Spectral Learning of Large Structured HMMs for Comparative Epigenomics
This work addresses computational bottlenecks in comparative epigenomics for researchers analyzing large chromatin datasets, though it is incremental as it builds on existing spectral methods with specific optimizations.
The authors tackled the challenge of learning parameters for large structured Hidden Markov Models (HMMs) across multiple cell types, which is computationally expensive with traditional methods, by developing a spectral algorithm that exploits tree structures to improve efficiency.

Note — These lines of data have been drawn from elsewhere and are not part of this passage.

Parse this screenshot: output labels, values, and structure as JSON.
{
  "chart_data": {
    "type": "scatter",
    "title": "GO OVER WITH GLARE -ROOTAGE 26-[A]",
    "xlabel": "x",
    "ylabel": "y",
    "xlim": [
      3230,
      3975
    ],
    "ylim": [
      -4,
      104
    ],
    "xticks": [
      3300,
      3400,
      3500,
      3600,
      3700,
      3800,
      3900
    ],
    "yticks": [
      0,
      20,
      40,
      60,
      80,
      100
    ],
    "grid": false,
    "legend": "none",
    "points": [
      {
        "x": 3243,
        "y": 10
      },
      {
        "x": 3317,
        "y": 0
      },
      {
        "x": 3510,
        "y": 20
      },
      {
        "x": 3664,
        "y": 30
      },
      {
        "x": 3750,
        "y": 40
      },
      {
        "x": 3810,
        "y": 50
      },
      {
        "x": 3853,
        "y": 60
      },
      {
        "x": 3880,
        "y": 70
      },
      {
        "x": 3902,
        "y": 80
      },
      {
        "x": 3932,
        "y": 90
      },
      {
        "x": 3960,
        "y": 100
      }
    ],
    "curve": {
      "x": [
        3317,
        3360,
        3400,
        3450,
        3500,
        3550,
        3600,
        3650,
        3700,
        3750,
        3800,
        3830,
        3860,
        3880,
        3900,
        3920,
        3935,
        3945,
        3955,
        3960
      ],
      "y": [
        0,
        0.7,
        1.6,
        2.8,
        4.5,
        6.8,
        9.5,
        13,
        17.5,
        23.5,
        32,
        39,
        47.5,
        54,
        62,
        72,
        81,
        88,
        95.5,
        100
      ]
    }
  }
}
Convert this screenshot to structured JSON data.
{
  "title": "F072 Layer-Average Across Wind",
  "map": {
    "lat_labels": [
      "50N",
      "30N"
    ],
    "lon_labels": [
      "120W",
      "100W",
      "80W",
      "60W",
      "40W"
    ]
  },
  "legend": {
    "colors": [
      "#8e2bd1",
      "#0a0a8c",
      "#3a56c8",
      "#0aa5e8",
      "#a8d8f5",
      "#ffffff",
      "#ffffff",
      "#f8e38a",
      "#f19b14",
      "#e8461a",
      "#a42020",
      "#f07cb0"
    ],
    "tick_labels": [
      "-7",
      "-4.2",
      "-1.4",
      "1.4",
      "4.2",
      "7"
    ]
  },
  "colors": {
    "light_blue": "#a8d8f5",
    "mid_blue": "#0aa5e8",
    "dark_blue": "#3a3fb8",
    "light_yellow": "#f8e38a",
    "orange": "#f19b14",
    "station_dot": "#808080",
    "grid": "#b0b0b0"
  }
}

They demonstrated this on biological data from nine human cell types, providing sample complexity bounds and showing applicability to other graphical models.

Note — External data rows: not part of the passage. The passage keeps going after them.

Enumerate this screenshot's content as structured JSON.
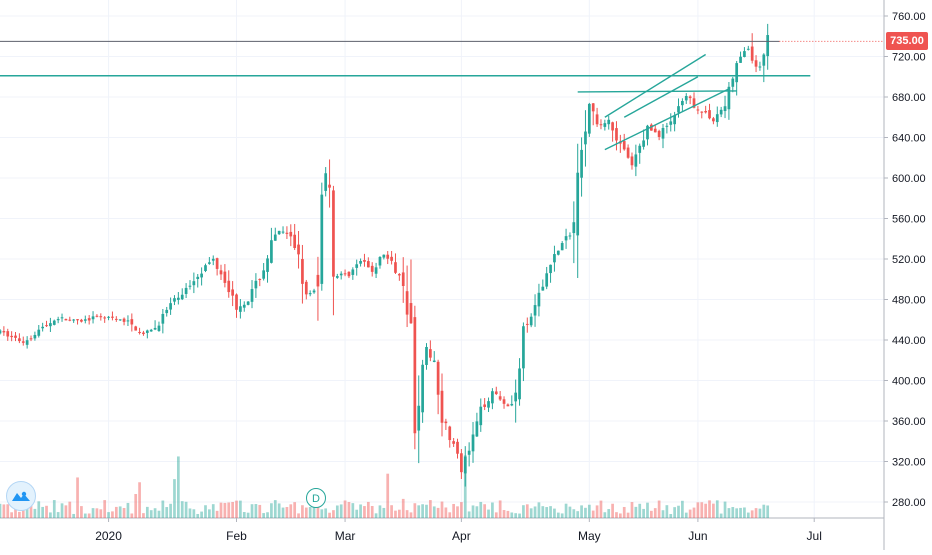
{
  "chart_data": {
    "type": "candlestick",
    "title": "",
    "y_axis": {
      "position": "right",
      "ylim": [
        262,
        770
      ],
      "ticks": [
        "760.00",
        "720.00",
        "680.00",
        "640.00",
        "600.00",
        "560.00",
        "520.00",
        "480.00",
        "440.00",
        "400.00",
        "360.00",
        "320.00",
        "280.00"
      ],
      "tick_values": [
        760,
        720,
        680,
        640,
        600,
        560,
        520,
        480,
        440,
        400,
        360,
        320,
        280
      ]
    },
    "x_axis": {
      "ticks": [
        "2020",
        "Feb",
        "Mar",
        "Apr",
        "May",
        "Jun",
        "Jul"
      ],
      "tick_dates": [
        "2020-01-01",
        "2020-02-03",
        "2020-03-02",
        "2020-04-01",
        "2020-05-04",
        "2020-06-01",
        "2020-07-01"
      ],
      "xlim": [
        "2019-12-04",
        "2020-07-19"
      ]
    },
    "last_price": 735.0,
    "last_price_label": "735.00",
    "price_path": [
      [
        "2019-12-04",
        448
      ],
      [
        "2019-12-10",
        438
      ],
      [
        "2019-12-14",
        450
      ],
      [
        "2019-12-19",
        462
      ],
      [
        "2019-12-24",
        458
      ],
      [
        "2019-12-30",
        463
      ],
      [
        "2020-01-06",
        458
      ],
      [
        "2020-01-10",
        445
      ],
      [
        "2020-01-13",
        452
      ],
      [
        "2020-01-17",
        475
      ],
      [
        "2020-01-21",
        490
      ],
      [
        "2020-01-24",
        505
      ],
      [
        "2020-01-28",
        520
      ],
      [
        "2020-01-31",
        500
      ],
      [
        "2020-02-03",
        472
      ],
      [
        "2020-02-06",
        480
      ],
      [
        "2020-02-10",
        510
      ],
      [
        "2020-02-12",
        535
      ],
      [
        "2020-02-14",
        548
      ],
      [
        "2020-02-17",
        540
      ],
      [
        "2020-02-19",
        525
      ],
      [
        "2020-02-21",
        483
      ],
      [
        "2020-02-24",
        490
      ],
      [
        "2020-02-25",
        598
      ],
      [
        "2020-02-27",
        608
      ],
      [
        "2020-02-28",
        504
      ],
      [
        "2020-03-03",
        505
      ],
      [
        "2020-03-06",
        518
      ],
      [
        "2020-03-09",
        508
      ],
      [
        "2020-03-12",
        525
      ],
      [
        "2020-03-14",
        515
      ],
      [
        "2020-03-17",
        500
      ],
      [
        "2020-03-19",
        448
      ],
      [
        "2020-03-20",
        360
      ],
      [
        "2020-03-23",
        430
      ],
      [
        "2020-03-25",
        420
      ],
      [
        "2020-03-27",
        365
      ],
      [
        "2020-03-30",
        336
      ],
      [
        "2020-04-01",
        310
      ],
      [
        "2020-04-03",
        330
      ],
      [
        "2020-04-06",
        370
      ],
      [
        "2020-04-09",
        390
      ],
      [
        "2020-04-13",
        375
      ],
      [
        "2020-04-15",
        385
      ],
      [
        "2020-04-17",
        445
      ],
      [
        "2020-04-21",
        482
      ],
      [
        "2020-04-24",
        518
      ],
      [
        "2020-04-28",
        540
      ],
      [
        "2020-04-30",
        552
      ],
      [
        "2020-05-01",
        620
      ],
      [
        "2020-05-04",
        672
      ],
      [
        "2020-05-06",
        650
      ],
      [
        "2020-05-09",
        658
      ],
      [
        "2020-05-12",
        632
      ],
      [
        "2020-05-15",
        612
      ],
      [
        "2020-05-19",
        650
      ],
      [
        "2020-05-22",
        642
      ],
      [
        "2020-05-26",
        662
      ],
      [
        "2020-05-29",
        680
      ],
      [
        "2020-06-02",
        665
      ],
      [
        "2020-06-05",
        658
      ],
      [
        "2020-06-08",
        672
      ],
      [
        "2020-06-10",
        700
      ],
      [
        "2020-06-12",
        720
      ],
      [
        "2020-06-14",
        728
      ],
      [
        "2020-06-16",
        708
      ],
      [
        "2020-06-18",
        715
      ],
      [
        "2020-06-19",
        742
      ],
      [
        "2020-06-20",
        735
      ]
    ],
    "annotations": [
      {
        "kind": "horizontal-line",
        "price": 735,
        "style": "dotted",
        "color": "#9c27b0",
        "label": "735.00"
      },
      {
        "kind": "horizontal-line",
        "price": 701,
        "style": "solid",
        "color": "#26a69a"
      },
      {
        "kind": "trendline",
        "from": [
          "2020-05-01",
          685
        ],
        "to": [
          "2020-06-11",
          686
        ],
        "color": "#26a69a"
      },
      {
        "kind": "trendline",
        "from": [
          "2020-05-08",
          628
        ],
        "to": [
          "2020-06-09",
          688
        ],
        "color": "#26a69a"
      },
      {
        "kind": "trendline",
        "from": [
          "2020-05-08",
          660
        ],
        "to": [
          "2020-06-03",
          722
        ],
        "color": "#26a69a"
      },
      {
        "kind": "trendline",
        "from": [
          "2020-05-13",
          660
        ],
        "to": [
          "2020-06-01",
          700
        ],
        "color": "#26a69a"
      },
      {
        "kind": "event-marker",
        "date": "2020-02-21",
        "label": "D"
      }
    ],
    "colors": {
      "up": "#26a69a",
      "down": "#ef5350",
      "grid": "#f0f3fa",
      "axis_text": "#131722",
      "badge": "#ef5350",
      "trend": "#26a69a",
      "price_line": "#9c27b0"
    },
    "grid": true
  },
  "ui": {
    "logo_icon": "tradingview-logo-icon",
    "dividend_marker_label": "D"
  }
}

We develop a latent variable model and an efficient spectral algorithm motivated by the recent emergence of very large data sets of chromatin marks from multiple human cell types. A natural model for chromatin data in one cell type is a Hidden Markov Model (HMM); we model the relationship between multiple cell types by connecting their hidden states by a fixed tree of known structure. The main challenge with learning parameters of such models is that iterative methods such as EM are very slow, while naive spectral methods result in time and space complexity exponential in the number of cell types. We exploit properties of the tree structure of the hidden states to provide spectral algorithms that are more computationally efficient for current biological datasets. We provide sample complexity bounds for our algorithm and evaluate it experimentally on biological data from nine human cell types. Finally, we show that beyond our specific model, some of our algorithmic ideas can be applied to other graphical models.